U.S. District Judge A. Richard Caputo said retired lawmaker Raphael Musto cannot understand the proceedings against him, and ordered Musto hospitalized at a U.S. Bureau of Prisons facility for up to four months to determine whether there is a "substantial probability" that he will become competent to stand trial.
Caputo ruled one day after several experts said Musto is mentally unfit to assist in his own defense and is too sick and frail to stand trial.
Defense and court-appointed experts testified Monday that Musto suffers from a variety of physical ailments, including a life-threatening aneurysm, advancing liver cirrhosis, extreme fatigue and a skin condition that has led to uncontrollable itching. They also said he has diminished mental capacity and would be unable to offer meaningful assistance to his attorneys or testify effectively.
Ruling in Wilkes-Barre, Caputo determined that Musto's illnesses shouldn't prevent him from standing trial, but said that his cognitive impairment warranted a postponement. He ordered federal authorities to report on Musto's condition by March 7, and to tell him by May 7 whether his condition has improved to permit the trial to proceed.
"There is a strong public interest in seeing this case prosecuted," Caputo wrote. "Mr. Musto was a state senator for many years and an acknowledged figure of considerable political power in this region of the Commonwealth of Pennsylvania, if not the entire Commonwealth."
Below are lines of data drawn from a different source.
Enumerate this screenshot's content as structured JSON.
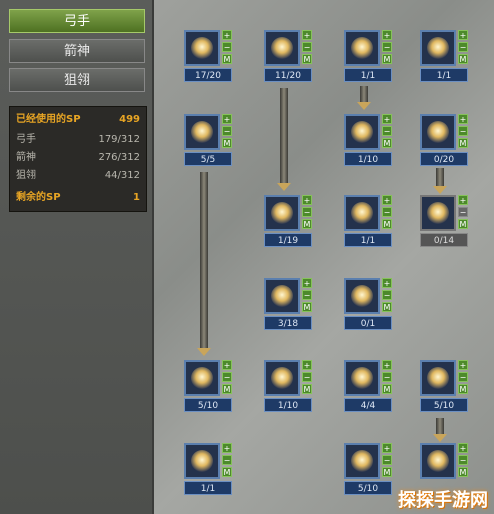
{
  "tabs": [
    {
      "label": "弓手",
      "active": true
    },
    {
      "label": "箭神",
      "active": false
    },
    {
      "label": "狙翎",
      "active": false
    }
  ],
  "sp_panel": {
    "used_label": "已经使用的SP",
    "used_value": "499",
    "rows": [
      {
        "label": "弓手",
        "value": "179/312"
      },
      {
        "label": "箭神",
        "value": "276/312"
      },
      {
        "label": "狙翎",
        "value": "44/312"
      }
    ],
    "remaining_label": "剩余的SP",
    "remaining_value": "1"
  },
  "button_labels": {
    "plus": "+",
    "minus": "−",
    "master": "M"
  },
  "skills": [
    {
      "level": "17/20",
      "icon": "bow-strike-icon",
      "locked": false
    },
    {
      "level": "11/20",
      "icon": "arrows-cross-icon",
      "locked": false
    },
    {
      "level": "1/1",
      "icon": "spirit-burst-icon",
      "locked": false
    },
    {
      "level": "1/1",
      "icon": "leaping-archer-icon",
      "locked": false
    },
    {
      "level": "5/5",
      "icon": "spin-kick-icon",
      "locked": false
    },
    {
      "level": "1/10",
      "icon": "kneel-shot-icon",
      "locked": false
    },
    {
      "level": "0/20",
      "icon": "wind-hook-icon",
      "locked": false
    },
    {
      "level": "1/19",
      "icon": "arrow-rain-icon",
      "locked": false
    },
    {
      "level": "1/1",
      "icon": "dash-figure-icon",
      "locked": false
    },
    {
      "level": "0/14",
      "icon": "fist-punch-icon",
      "locked": true
    },
    {
      "level": "3/18",
      "icon": "piercing-shot-icon",
      "locked": false
    },
    {
      "level": "0/1",
      "icon": "crouch-guard-icon",
      "locked": false
    },
    {
      "level": "5/10",
      "icon": "flip-dodge-icon",
      "locked": false
    },
    {
      "level": "1/10",
      "icon": "whirl-shot-icon",
      "locked": false
    },
    {
      "level": "4/4",
      "icon": "raised-bow-icon",
      "locked": false
    },
    {
      "level": "5/10",
      "icon": "flame-fan-icon",
      "locked": false
    },
    {
      "level": "1/1",
      "icon": "ice-burst-icon",
      "locked": false
    },
    {
      "level": "5/10",
      "icon": "flame-wing-icon",
      "locked": false
    },
    {
      "level": "",
      "icon": "flame-crest-icon",
      "locked": false
    }
  ],
  "watermark": "探探手游网"
}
Caputo acknowledged the defense argument that Musto should be spared a prison hospital "because his mental and physical conditions are practically untreatable," but said he was bound by federal law that requires treatment of defendants deemed mentally incompetent.
Musto's trial on charges that include bribery and fraud has been delayed repeatedly over concerns about his health. Caputo had rejected a previous attempt by Musto's attorneys to postpone it indefinitely, ruling the "magnitude and seriousness of the case" took precedent, and that a medical professional could be on hand to address Musto's health issues.
Prosecutors say Musto accepted cash and free building renovations in exchange for his help obtaining taxpayer money for development projects, and took additional cash as a reward for helping a municipality get state loans. He has pleaded not guilty. His trial had been scheduled to begin Jan. 13.
Musto was elected to the state House in 1971 to fill the unexpired term of his late father, James Musto. He spent a term in the U.S. House in the early 1980s and then won election to the state Senate in 1982.
He was indicted in November 2010, shortly before his retirement.
His attorneys did not immediately return phone and email messages for comment Tuesday.
Breaking news and the stories that matter to your neighborhood.
U.S. Attorney Peter J. Smith said his office is reviewing the judge's opinion. He declined further comment.